Prior to easing the blackout burden, PG&E noted that power restoration should occur within 24-48 hours of initial shut off, but disclosed that “customers should prepare for multiple-day outages.”


However, PG&E took extensive measures to minimize the imposition on the nearly 800,000 people it provides for by opening “Community Service Centers” in various locations within each county, according to the company’s Twitter. They provided basic needs such as water and electric-device charging stations.


The company revealed that nearly 100 issues were discovered in seemingly sufficient power lines during daytime inspections, and said, “It is possible that any one of these instances could have been a potential source of ignition had a PSPS not been initiated.”

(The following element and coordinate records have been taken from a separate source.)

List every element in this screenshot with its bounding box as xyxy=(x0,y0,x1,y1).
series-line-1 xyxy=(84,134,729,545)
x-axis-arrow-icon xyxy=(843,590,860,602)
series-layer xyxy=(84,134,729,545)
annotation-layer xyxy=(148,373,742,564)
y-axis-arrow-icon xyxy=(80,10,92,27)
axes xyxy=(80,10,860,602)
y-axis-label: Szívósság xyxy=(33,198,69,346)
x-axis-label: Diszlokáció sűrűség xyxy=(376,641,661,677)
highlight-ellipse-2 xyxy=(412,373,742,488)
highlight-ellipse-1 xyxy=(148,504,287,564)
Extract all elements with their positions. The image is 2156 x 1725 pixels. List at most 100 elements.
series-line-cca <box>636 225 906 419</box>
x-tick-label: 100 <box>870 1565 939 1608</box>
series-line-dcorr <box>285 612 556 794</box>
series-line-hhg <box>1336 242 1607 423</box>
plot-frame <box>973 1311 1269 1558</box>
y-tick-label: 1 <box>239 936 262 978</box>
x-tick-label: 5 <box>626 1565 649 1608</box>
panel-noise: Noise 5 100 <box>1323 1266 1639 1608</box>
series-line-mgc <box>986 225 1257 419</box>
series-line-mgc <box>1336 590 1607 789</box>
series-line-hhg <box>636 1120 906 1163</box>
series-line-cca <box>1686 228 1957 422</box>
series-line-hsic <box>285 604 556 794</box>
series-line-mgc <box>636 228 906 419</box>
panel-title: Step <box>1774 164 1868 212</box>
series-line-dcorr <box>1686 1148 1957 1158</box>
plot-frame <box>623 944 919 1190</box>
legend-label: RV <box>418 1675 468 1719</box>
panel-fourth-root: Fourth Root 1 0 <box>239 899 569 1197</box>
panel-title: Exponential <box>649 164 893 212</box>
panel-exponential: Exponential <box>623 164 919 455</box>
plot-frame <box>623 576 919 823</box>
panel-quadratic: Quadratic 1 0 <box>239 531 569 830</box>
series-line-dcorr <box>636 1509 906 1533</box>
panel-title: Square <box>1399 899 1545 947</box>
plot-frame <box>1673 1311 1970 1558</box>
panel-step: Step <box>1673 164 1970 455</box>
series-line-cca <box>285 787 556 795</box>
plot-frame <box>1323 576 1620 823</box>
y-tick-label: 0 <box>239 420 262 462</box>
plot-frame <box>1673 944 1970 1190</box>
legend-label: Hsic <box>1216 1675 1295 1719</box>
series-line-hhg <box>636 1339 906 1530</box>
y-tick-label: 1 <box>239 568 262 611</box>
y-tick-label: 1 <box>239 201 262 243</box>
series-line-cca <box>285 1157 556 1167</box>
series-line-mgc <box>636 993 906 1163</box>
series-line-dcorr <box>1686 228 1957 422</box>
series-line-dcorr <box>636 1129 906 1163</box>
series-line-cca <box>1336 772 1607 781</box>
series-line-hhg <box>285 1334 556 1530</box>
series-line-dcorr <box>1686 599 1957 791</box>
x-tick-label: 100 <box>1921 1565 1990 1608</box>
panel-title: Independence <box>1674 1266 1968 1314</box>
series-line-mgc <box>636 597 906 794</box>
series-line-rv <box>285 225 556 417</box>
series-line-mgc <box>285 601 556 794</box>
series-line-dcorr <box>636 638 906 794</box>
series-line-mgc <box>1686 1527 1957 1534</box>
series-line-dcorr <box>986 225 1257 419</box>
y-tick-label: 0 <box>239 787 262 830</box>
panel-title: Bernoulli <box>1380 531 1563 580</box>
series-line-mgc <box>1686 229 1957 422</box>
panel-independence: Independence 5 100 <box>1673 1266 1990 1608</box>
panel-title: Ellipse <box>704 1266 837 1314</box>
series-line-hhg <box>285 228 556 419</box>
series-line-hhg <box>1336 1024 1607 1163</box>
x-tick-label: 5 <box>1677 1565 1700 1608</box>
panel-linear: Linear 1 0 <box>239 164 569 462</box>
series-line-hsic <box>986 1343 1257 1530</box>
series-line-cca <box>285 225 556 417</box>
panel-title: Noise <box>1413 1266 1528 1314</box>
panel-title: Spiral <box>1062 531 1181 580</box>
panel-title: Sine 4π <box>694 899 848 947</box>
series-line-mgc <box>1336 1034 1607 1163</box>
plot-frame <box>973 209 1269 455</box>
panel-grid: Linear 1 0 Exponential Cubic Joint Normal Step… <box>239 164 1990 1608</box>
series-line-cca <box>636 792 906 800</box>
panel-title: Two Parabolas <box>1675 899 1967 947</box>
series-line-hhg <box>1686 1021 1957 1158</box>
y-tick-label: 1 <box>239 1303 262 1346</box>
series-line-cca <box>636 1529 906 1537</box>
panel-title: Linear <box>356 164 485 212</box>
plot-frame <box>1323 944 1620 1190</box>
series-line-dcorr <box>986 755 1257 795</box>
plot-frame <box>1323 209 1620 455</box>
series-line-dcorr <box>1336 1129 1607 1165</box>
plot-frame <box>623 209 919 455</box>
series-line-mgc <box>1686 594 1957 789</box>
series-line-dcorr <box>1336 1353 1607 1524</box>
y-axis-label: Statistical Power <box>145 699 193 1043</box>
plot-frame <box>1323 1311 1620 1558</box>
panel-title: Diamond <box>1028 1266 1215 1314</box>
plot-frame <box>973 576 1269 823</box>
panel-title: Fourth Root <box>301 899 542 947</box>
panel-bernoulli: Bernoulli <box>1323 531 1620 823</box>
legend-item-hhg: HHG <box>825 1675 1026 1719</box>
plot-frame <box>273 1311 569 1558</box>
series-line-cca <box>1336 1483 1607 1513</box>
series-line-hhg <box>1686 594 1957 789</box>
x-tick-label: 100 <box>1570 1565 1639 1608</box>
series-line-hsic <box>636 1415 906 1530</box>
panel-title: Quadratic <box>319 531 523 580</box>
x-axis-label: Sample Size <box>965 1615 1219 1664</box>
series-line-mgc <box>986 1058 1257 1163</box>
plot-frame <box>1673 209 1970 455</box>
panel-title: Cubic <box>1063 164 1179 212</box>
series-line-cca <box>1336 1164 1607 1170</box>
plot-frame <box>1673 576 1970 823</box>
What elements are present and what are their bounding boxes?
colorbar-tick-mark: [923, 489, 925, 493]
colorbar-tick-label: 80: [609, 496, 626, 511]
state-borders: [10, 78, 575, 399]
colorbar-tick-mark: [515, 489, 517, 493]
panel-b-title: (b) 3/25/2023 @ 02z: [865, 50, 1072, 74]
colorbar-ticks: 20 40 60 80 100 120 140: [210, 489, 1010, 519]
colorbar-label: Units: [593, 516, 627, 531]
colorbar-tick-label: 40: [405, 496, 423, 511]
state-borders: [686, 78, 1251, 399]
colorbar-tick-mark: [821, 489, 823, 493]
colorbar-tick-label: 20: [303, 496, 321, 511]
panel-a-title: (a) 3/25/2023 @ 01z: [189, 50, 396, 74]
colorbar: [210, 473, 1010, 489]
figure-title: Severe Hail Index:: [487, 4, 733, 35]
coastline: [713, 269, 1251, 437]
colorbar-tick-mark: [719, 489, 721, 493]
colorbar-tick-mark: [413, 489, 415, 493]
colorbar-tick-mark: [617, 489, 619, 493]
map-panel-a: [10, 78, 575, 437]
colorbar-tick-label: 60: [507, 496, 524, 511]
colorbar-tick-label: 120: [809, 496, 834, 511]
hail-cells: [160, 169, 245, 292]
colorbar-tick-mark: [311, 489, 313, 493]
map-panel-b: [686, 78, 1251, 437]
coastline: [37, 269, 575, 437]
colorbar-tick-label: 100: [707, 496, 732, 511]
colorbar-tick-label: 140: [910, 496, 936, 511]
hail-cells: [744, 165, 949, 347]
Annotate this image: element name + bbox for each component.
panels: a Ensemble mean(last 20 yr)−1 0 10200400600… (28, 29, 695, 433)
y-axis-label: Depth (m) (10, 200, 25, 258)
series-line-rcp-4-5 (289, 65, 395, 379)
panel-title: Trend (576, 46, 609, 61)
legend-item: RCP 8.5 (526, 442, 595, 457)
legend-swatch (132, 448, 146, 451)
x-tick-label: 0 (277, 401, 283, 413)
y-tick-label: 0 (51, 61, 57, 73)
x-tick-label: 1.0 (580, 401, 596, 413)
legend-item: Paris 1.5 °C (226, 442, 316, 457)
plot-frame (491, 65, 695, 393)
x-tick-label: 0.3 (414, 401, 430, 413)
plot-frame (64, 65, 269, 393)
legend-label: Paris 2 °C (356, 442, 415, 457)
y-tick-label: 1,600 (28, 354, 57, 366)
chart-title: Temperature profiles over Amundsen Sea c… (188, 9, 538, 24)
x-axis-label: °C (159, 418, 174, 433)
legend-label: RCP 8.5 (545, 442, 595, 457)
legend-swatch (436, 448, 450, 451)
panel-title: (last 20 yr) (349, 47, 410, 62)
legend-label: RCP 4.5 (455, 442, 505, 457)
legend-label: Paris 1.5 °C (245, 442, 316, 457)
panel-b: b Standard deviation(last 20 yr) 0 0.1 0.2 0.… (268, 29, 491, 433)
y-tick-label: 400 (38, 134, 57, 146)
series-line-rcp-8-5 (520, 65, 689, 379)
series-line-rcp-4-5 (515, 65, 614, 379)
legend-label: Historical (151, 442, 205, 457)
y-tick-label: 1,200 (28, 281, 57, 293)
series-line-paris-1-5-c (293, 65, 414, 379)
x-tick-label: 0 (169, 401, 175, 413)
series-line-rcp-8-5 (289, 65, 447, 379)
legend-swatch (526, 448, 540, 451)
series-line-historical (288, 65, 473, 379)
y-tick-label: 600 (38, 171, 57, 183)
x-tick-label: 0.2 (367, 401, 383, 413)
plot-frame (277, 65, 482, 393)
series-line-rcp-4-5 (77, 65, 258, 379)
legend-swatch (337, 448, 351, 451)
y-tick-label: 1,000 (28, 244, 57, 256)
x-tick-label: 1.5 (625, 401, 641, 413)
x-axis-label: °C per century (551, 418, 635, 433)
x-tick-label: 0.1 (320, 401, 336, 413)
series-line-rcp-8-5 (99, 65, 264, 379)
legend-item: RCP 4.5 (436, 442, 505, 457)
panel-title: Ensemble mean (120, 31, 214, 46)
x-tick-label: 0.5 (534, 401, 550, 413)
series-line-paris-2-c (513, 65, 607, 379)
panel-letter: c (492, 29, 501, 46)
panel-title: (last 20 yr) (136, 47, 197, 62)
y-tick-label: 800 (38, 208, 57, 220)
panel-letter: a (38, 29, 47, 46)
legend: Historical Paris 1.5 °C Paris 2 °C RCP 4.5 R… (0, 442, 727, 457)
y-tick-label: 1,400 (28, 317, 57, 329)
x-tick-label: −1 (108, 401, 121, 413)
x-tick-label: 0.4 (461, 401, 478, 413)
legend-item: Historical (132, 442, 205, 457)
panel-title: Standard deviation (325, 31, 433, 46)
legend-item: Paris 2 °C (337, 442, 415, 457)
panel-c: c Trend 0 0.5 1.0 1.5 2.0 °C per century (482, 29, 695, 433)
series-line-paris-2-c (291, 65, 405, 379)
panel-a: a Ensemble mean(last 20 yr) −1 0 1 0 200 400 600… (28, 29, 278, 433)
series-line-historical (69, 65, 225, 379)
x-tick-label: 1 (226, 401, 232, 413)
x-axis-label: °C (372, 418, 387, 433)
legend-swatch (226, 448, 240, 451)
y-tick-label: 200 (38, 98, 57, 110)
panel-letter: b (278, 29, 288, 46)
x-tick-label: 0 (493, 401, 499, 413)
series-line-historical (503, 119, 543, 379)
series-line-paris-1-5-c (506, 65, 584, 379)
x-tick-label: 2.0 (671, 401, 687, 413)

On Oct. 11, PG&E released a report stating that the power for “approximately 543,000 customer has been restored” and “an ‘all clear’ decision has been extended to 34 of 35 counties impacted by the Public Safety Power Shutoff, except for Kern County.” As of Oct. 12, power has been revived to all customers.


Their website was updated every 15 minutes with maps of the impacted areas as each county was affected. Schools up north like Humboldt State University, UCSC and UC Berkeley were not only affected by the outage, but classes were canceled for a few days as well. Though some parts of each campus remained with no power, the majority were supported with back-up generators.


The university sent out emails to all staff and students notifying them of the possibility of power shutdown, which areas may be may be affected and how to prepare for it. Though Northern and Central California were expected to be most impacted by the power loss, cities as far south as Lompoc and Bakersfield were affected as well.


In spite of the widespread inconvenience caused by the power shutdown, UC Berkeley undergrad Esther Suh lightheartedly remarked that, “Students were calm and happy because this postponed our midterms.”